IMG_0256 So I need to hang up some tools in my shed.  I need some bent hook things – I think.  Off to the hardware store in which I search for the fixings section.  Following the signs hanging from the roof, my search is soon directed to a rack covered in lots of individual packets and I spot the thing I am looking for, but what’s this – they come in lots of different sizes.  After a bit of localised searching I grab the size I need, but wait – in the next rack there are some specialised tool hanging devices.  Square hooks, long hooks, double-prong hooks, spring clips, an amazing choice!  Pleased with what I discovered and selected I’m soon heading down the isle when my attention is drawn to a display of shelving with hidden brackets – just the thing for under the TV in the lounge.  I grab one of those and head for the checkout before my credit card regrets me discovering anything else.

We all know the library ‘browse’ experience.  Head for a particular book, and come away with a different one on the same topic that just happened to be on a nearby shelf, or even a totally different one that you ‘found’ on the recently returned books shelf.

An ambition for the web is to reflect and assist what we humans do in the real world.  Search has only brought us part of the way.

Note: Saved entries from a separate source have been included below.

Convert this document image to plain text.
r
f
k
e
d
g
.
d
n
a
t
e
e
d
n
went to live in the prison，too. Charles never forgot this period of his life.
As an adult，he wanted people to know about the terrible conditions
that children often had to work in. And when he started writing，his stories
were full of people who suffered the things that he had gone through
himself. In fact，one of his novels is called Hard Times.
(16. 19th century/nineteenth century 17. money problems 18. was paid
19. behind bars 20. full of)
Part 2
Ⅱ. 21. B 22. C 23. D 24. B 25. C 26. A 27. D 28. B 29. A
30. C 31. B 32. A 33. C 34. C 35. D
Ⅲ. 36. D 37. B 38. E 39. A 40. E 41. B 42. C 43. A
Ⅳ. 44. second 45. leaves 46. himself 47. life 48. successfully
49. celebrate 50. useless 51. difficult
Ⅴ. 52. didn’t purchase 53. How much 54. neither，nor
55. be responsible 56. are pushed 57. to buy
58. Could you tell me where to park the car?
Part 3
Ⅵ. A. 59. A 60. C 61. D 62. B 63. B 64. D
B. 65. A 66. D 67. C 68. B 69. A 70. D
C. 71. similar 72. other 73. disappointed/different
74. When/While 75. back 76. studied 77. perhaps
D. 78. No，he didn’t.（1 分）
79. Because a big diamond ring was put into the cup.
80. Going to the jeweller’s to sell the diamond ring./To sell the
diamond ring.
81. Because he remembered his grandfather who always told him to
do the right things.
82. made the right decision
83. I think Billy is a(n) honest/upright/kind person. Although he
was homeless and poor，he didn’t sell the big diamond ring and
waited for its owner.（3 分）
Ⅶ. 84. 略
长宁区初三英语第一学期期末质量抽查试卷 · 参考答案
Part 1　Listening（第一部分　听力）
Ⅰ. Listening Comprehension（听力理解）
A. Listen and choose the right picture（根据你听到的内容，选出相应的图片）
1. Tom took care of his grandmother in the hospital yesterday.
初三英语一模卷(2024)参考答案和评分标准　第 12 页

By identifying key words in web page text, and links between those pages, it makes a reasonable stab at identifying things that might be related to the keywords we enter.

As I commented recently, Semantic Search messages coming from Google indicate that they are taking significant steps towards the ambition.   By harvesting Schema.org described metadata embedded in html, by webmasters enticed by Rich Snippets, and building on the 12 million entity descriptions in Freebase they are amassing the fuel for a better search engine.  A search engine [that] will better match search queries with a database containing hundreds of millions of “entities”—people, places and things.

How much closer will this better, semantic, search get to being able to replicate online the scenario I shared at the start of this post.  It should do a better job of relating our keywords to the things that would be of interest, not just the pages about them.  Having a better understanding of entities should help with the Paris Hilton problem, or at least help us navigate around such issues.  That better understanding of entities, and related entities, should enable the return of related relevant results that did not contain our keywords.

But surely there is more to it than that.  Yes there is, but it is not search – it is discovery.  As in my scenario above, humans do not only search for things.  We search to get ourselves to a start point for discovery.  I searched for an item in the fixings section in the hardware store or a book in the the library I then inspected related items on the rack and the shelf to discover if there was anything more appropriate for my needs nearby.  By understanding things and the [semantic] relationships between them, systems could help us with that discovery phase. It is the search engine’s job to expose those relationships but the prime benefit will emerge when the source web sites start doing it too.

BBC Nature - Aardvark videos, news and facts Take what is still one of my favourite sites – BBC wildlife.  Take a look at the Lion page, found by searching for lions in Google. Scroll down a bit and you will see listed the lion’s habitats and behaviours.  These are all things or concepts related to the lion.  Follow the link to the flooded grassland habitat, where you will find lists of flora and fauna that you will find there, including the aardvark which is nocturnal.  Such follow-your-nose navigation around the site supports the discovery method of finding things that I describe.  In such an environment serendipity is only a few clicks away.

There are two sides to the finding stuff coin – Search and Discovery.  Humans naturally do both, systems and the web are only just starting to move beyond search only.  This move is being enabled by the constantly growing data that is describing things and their relationships – Linked Data.  A growth stimulated by initiatives such as Schema.org, and Google providing quick return incentives, such as Rich Snippets & SEO goodness, for folks to publish structured data for reasons other than a futuristic Semantic Web.